Speaking after he was jailed, his mum Rosalind Blevins, said: “Today my son went to prison. I’m proud of him for standing up to stop catastrophic climate change.
“He wasn't up there for himself, he was there for everyone, to stop catastrophic climate change. It's not just climate change like a change in the weather, it will be catastrophic.”
Whilst on the top of the lorry, Blevins and the other protesters were provided with food parcels, clothes and bedding.
Blevins and fellow protester Richard Roberts, 36, from London were both jailed for 16 months, while Rich Loizou, 31, from Devon, was jailed for 15 months.
All three were found guilty after a trial.
A fourth defendant, Julian Brock, 47, from Torquay, was sentenced to 12 months in custody, suspended for 18 months, after pleading guilty.
Sentencing at Preston Crown Court, Judge Robert Latham said: "In this case the defendants caused costs and disruption to Cuadrilla but their other victims were the many members of public who were nothing to do with Cuadrilla... and were viewed by these defendants as necessary and justified collateral damage."
He said he expressed no view on fracking which was ‘not the business of the court’.
He also pointed out though it was ‘not a frivolous topic’ and that environmental matters are to be taken seriously.
The sentences would have been ‘considerably longer’ if they have not been committed against a background of protest, he continued.

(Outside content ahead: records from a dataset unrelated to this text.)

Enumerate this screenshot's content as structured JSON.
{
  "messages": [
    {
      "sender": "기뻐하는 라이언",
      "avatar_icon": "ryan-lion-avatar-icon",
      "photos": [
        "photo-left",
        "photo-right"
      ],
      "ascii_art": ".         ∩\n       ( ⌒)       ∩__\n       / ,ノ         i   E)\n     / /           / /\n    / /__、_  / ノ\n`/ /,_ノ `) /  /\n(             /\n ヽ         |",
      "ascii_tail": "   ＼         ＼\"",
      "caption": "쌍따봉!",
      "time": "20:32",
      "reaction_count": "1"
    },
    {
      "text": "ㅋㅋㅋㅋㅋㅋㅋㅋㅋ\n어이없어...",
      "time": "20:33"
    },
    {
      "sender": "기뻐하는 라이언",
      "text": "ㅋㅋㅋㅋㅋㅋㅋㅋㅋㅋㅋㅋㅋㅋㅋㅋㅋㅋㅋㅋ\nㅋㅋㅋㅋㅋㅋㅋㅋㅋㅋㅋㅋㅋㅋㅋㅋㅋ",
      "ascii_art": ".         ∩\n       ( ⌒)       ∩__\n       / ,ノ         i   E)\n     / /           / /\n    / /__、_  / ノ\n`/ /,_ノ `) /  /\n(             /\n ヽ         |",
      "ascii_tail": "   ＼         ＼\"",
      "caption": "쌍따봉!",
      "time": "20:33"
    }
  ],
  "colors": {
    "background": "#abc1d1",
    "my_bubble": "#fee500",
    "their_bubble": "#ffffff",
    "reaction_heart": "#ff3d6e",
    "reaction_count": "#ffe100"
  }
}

He said he felt he could not suspend the jail terms despite accepting the impact of incarceration and the good they did in the community would have.
He explained: "I do find they provide a risk of re-offending.

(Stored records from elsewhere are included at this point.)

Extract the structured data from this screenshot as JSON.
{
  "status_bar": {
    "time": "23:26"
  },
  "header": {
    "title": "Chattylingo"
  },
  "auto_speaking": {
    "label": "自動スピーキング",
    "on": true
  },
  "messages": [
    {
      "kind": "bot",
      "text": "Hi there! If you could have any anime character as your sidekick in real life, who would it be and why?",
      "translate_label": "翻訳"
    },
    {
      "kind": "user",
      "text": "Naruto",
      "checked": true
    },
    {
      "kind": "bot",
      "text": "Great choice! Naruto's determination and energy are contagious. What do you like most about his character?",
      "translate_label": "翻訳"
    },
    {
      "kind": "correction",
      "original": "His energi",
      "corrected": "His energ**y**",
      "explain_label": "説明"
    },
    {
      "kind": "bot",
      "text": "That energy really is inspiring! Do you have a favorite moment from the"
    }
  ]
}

"Each of them remains motivated by unswerving confidence that they are right. Even at their trial they felt justified by their actions.
"Given the disruption caused in this case, only immediate custody can achieve sufficient punishment."
The defendants hugged each other and blew kisses to the public gallery before they were led from the dock.
Some supporters in the public gallery began singing what they later described as a ‘native tribal song of power’ as the trio began their sentences.